Produktbezogene Auslegung von Spritzgusswerkzeugen
Bei Spritzgusswerkzeugen für konkrete Anwendungen wird das Werkzeug nicht nur nach dem Werkstoff, sondern vor allem nach dem späteren Formteil ausgelegt. Entscheidend sind unter anderem Bauteilgeometrie, Wandstärken, Anspritzkonzept, Entlüftung, Temperierung, Entformung und die geforderte Oberflächenqualität. Je nach Teil können auch hohe Kavitätenzahlen, enge Massvorgaben oder eine prozesssichere Entnahme relevant sein. Die Werkzeugkonstruktion orientiert sich damit direkt an den Anforderungen des jeweiligen Serienartikels.
Typische Anwendungen von Verschlüssen bis Medizinteilen
Zu dieser Kategorie gehören Werkzeuge für Aerosolkappen, Schraubkappen, CD- und CD-Verpackungen, Kreditkarten sowie Formteile für Nahrungsmittel-Verpackungen. Ebenfalls erfasst sind Werkzeuge für Labor- und Medizinanwendungen, bei denen Geometrie, Sauberkeit und reproduzierbare Fertigung besonders sorgfältig abgestimmt werden. Manche Werkzeuge sind für Eigenbedarf eines produzierenden Unternehmens ausgelegt, andere für die Herstellung von Teilen für Dritte. Die Anwendung bestimmt dabei oft den Schwerpunkt der Auslegung, etwa bei dünnwandigen Verpackungsteilen, präzisen Kartenformaten oder funktionalen Verschlussgeometrien.

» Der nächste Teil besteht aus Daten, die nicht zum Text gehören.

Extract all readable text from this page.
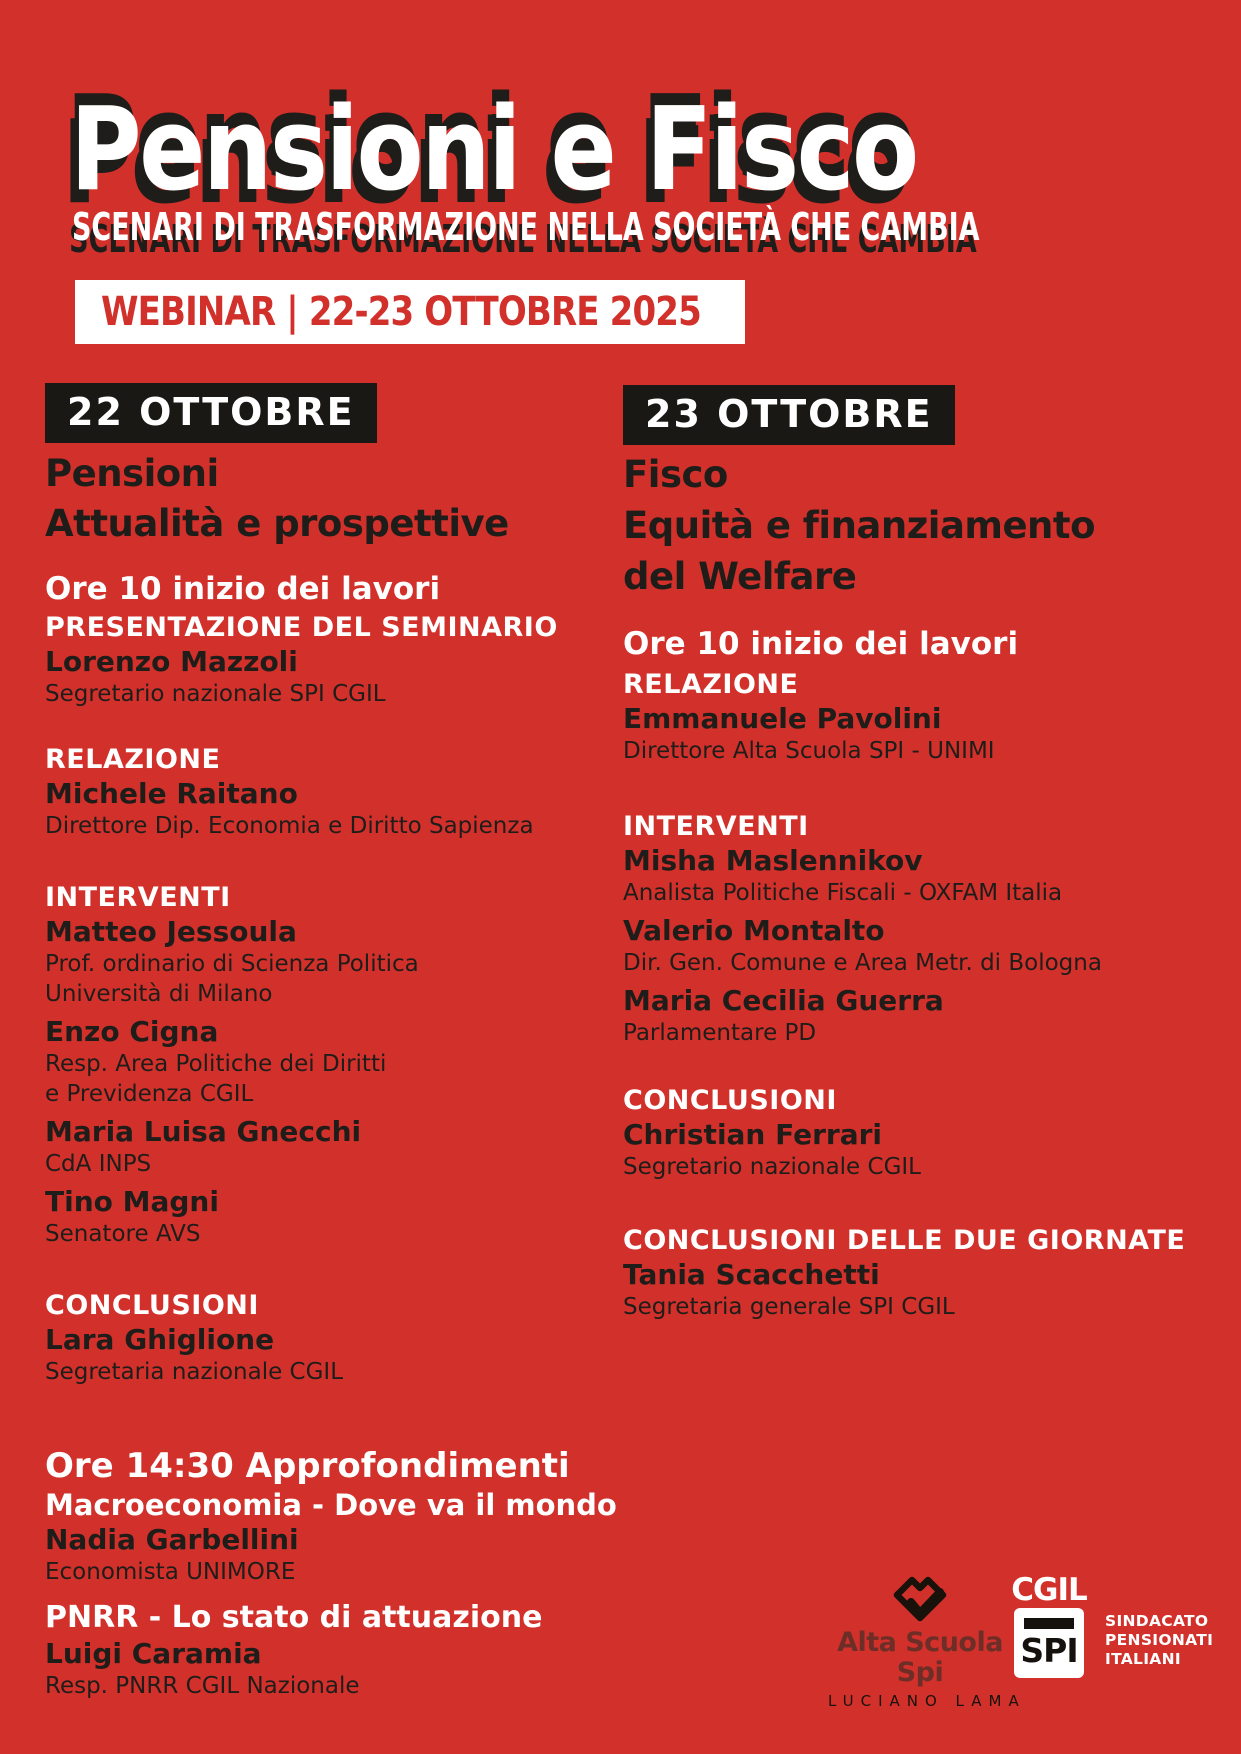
Pensioni e Fisco
SCENARI DI TRASFORMAZIONE NELLA SOCIETÀ CHE CAMBIA
WEBINAR | 22-23 OTTOBRE 2025
22 OTTOBRE
Pensioni
Attualità e prospettive
Ore 10 inizio dei lavori
PRESENTAZIONE DEL SEMINARIO
Lorenzo Mazzoli
Segretario nazionale SPI CGIL
RELAZIONE
Michele Raitano
Direttore Dip. Economia e Diritto Sapienza
INTERVENTI
Matteo Jessoula
Prof. ordinario di Scienza Politica
Università di Milano
Enzo Cigna
Resp. Area Politiche dei Diritti
e Previdenza CGIL
Maria Luisa Gnecchi
CdA INPS
Tino Magni
Senatore AVS
CONCLUSIONI
Lara Ghiglione
Segretaria nazionale CGIL
Ore 14:30 Approfondimenti
Macroeconomia - Dove va il mondo
Nadia Garbellini
Economista UNIMORE
PNRR - Lo stato di attuazione
Luigi Caramia
Resp. PNRR CGIL Nazionale
23 OTTOBRE
Fisco
Equità e finanziamento
del Welfare
Ore 10 inizio dei lavori
RELAZIONE
Emmanuele Pavolini
Direttore Alta Scuola SPI - UNIMI
INTERVENTI
Misha Maslennikov
Analista Politiche Fiscali - OXFAM Italia
Valerio Montalto
Dir. Gen. Comune e Area Metr. di Bologna
Maria Cecilia Guerra
Parlamentare PD
CONCLUSIONI
Christian Ferrari
Segretario nazionale CGIL
CONCLUSIONI DELLE DUE GIORNATE
Tania Scacchetti
Segretaria generale SPI CGIL
Alta Scuola Spi
LUCIANO LAMA
CGIL
SPI
SINDACATO
PENSIONATI
ITALIANI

Ausprägungen nach Stückzahl, Prozess und Produktanforderung
Spritzgusswerkzeuge für konkrete Produkte können als Ein- oder Mehrkavitätenwerkzeuge ausgeführt sein und sich in Trennkonzept, Angussart, Werkzeugaufbau und Automatisierungsgrad deutlich unterscheiden. Für einzelne Anwendungen stehen kurze Zykluszeiten im Vordergrund, für andere Masshaltigkeit, Oberflächenqualität oder materialschonende Verarbeitung. Bei Verpackungen und Verschlüssen sind häufig robuste Serienwerkzeuge gefragt, während im Labor- und Medizinbereich zusätzlich produktspezifische Anforderungen an Reinigung, Dokumentation oder Prozessumgebung berücksichtigt werden können. Die Ausprägung ergibt sich daher weniger aus einer allgemeinen Werkzeugklasse als aus dem späteren Einsatz des Kunststoffteils.
Abgrenzung zu Heisskanal-, 2K- und Reinraumwerkzeugen
Innerhalb der Hierarchie gehört diese Leistung zum Formenbau im Bereich Guss und Spritzguss und beschreibt Werkzeuge nach ihrem Verwendungszweck. Davon unterscheiden sich Geschwisterleistungen wie Heisskanalwerkzeuge, Heisskanaldüsen oder Zweikomponenten-Spritzgusswerkzeuge, die primär eine technische Ausführung oder ein Prozessprinzip benennen. Auch Alu-Spritzgussformen und Druckgussformen grenzen sich über Werkstoff oder Fertigungsverfahren ab. Die Unterleistungen dieser Kategorie konkretisieren dagegen, für welche Produktgruppen ein Spritzgusswerkzeug gebaut wird, etwa für Aerosolkappen, Kreditkarten oder medizinische Teile.